A similar turn of events unfolded in sports last weekend. Nick Watney withdrew from a PGA Tour event after he tested positive for the virus on Friday, and he told golfers he only got tested because his Whoop wristband fitness tracker alerted him to an unusually elevated respiratory rate.

A few months before Watney's test and a few thousand miles from Hollmén's bed, University of California, San Francisco researchers were running an unrelated study using Oura rings. They decided to pause that research and pivot to coronavirus.


Their ongoing TemPredict study attempts to identify patterns in physiological data from the Oura rings, and their subjects include 40,000 volunteers around the world, more than 3,000 health-care workers in the Bay Area and, perhaps, NBA players in Disney World. This closed environment with a frequently tested population is a dream for researchers who are trying to make progress understanding the novel virus.

"The NBA can show the world how this kind of smart, public health infrastructure could be done," said Benjamin Smarr, a University of California, San Diego data scientist involved with the study.

The NBA was consulting with other sports leagues, corporations and the military on health and safety practices when it came across the TemPredict study and made contact with Oura.

They are likely to get more participation from team staffers and league employees than players. There are some who already wear the rings for sleep tracking. There are even some who have invested in the company. But it's difficult to get hundreds of NBA players to do anything -- let alone something that makes some feel like they're being watched.


Harpreet Rai, the CEO of Oura, says that if players asked why they should wear the company's product, he would offer three reasons: accuracy, convenience and trust.

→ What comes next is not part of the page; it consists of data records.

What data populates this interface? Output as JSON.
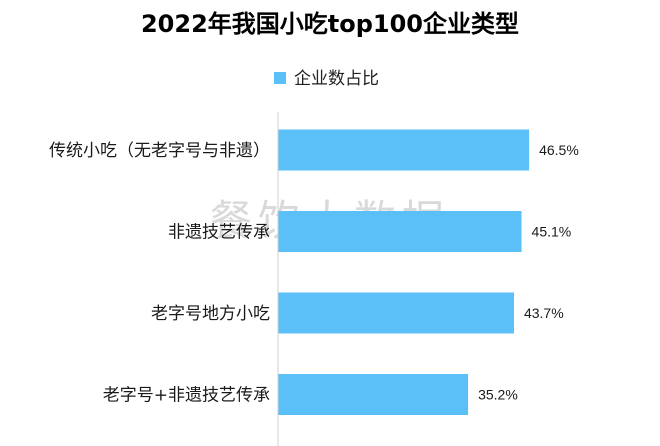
{
  "watermark": "餐饮大数据",
  "chart_data": {
    "type": "bar",
    "orientation": "horizontal",
    "title": "2022年我国小吃top100企业类型",
    "categories": [
      "传统小吃（无老字号与非遗）",
      "非遗技艺传承",
      "老字号地方小吃",
      "老字号+非遗技艺传承"
    ],
    "series": [
      {
        "name": "企业数占比",
        "values": [
          46.5,
          45.1,
          43.7,
          35.2
        ],
        "labels": [
          "46.5%",
          "45.1%",
          "43.7%",
          "35.2%"
        ],
        "color": "#5BBFF8"
      }
    ],
    "xlim": [
      0,
      50
    ],
    "legend": "top",
    "grid": false
  }
}
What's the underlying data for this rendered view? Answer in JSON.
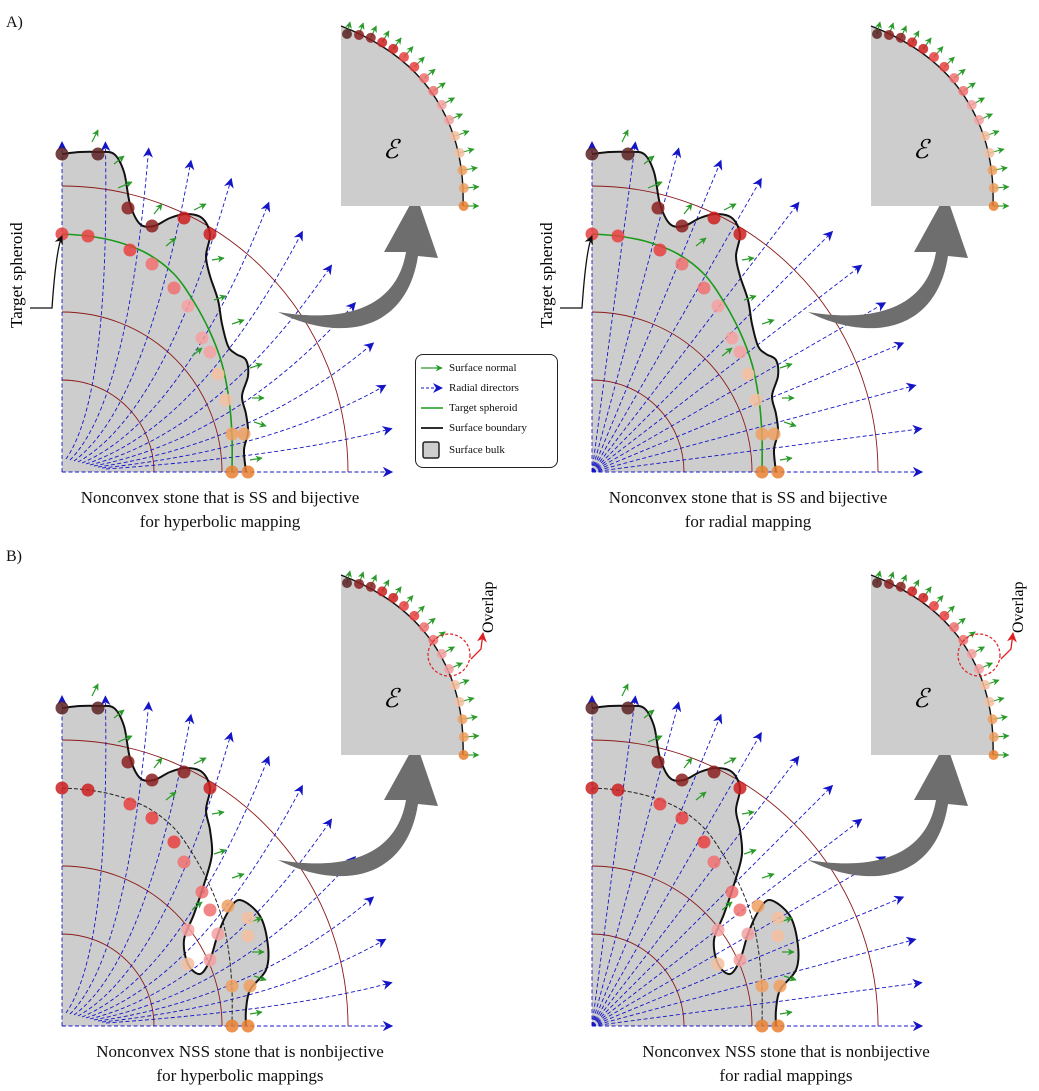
{
  "panel_labels": {
    "a": "A)",
    "b": "B)"
  },
  "side_label": "Target spheroid",
  "ellipsoid_symbol": "ℰ",
  "overlap_label": "Overlap",
  "captions": {
    "a_left": [
      "Nonconvex stone that is SS and bijective",
      "for hyperbolic mapping"
    ],
    "a_right": [
      "Nonconvex stone that is SS and bijective",
      "for radial mapping"
    ],
    "b_left": [
      "Nonconvex NSS stone that is nonbijective",
      "for hyperbolic mappings"
    ],
    "b_right": [
      "Nonconvex NSS stone that is nonbijective",
      "for radial mappings"
    ]
  },
  "legend": {
    "items": [
      {
        "label": "Surface normal",
        "icon": "green-arrow"
      },
      {
        "label": "Radial directors",
        "icon": "blue-dashed-arrow"
      },
      {
        "label": "Target spheroid",
        "icon": "green-line"
      },
      {
        "label": "Surface boundary",
        "icon": "black-line"
      },
      {
        "label": "Surface bulk",
        "icon": "gray-square"
      }
    ]
  },
  "colors": {
    "surface_normal": "#2a9a2a",
    "radial_director": "#1515c8",
    "target_spheroid": "#1a9a1a",
    "boundary": "#111111",
    "bulk": "#cdcdcd",
    "arc": "#8b1a1a",
    "big_arrow": "#6e6e6e",
    "overlap": "#e02020",
    "marker_gradient": [
      "#5a2222",
      "#8b2020",
      "#cc2020",
      "#e84040",
      "#f07070",
      "#f5a0a0",
      "#f5c0a0",
      "#f0a060",
      "#e88030"
    ]
  }
}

He would also tell them health-care workers have reported that wearing the smart rings gave them peace of mind in an otherwise stressful environment. "More data helps us feel more secure," Rai said.

Oura has financial backing from current and retired NBA players, but even Rai says he never expected his company to strike a deal with the league because of its application in a pandemic.

"I would've thought it would be about player health, recovery and sleep, " Rai said. "But the world has changed. So have we. And so has the NBA."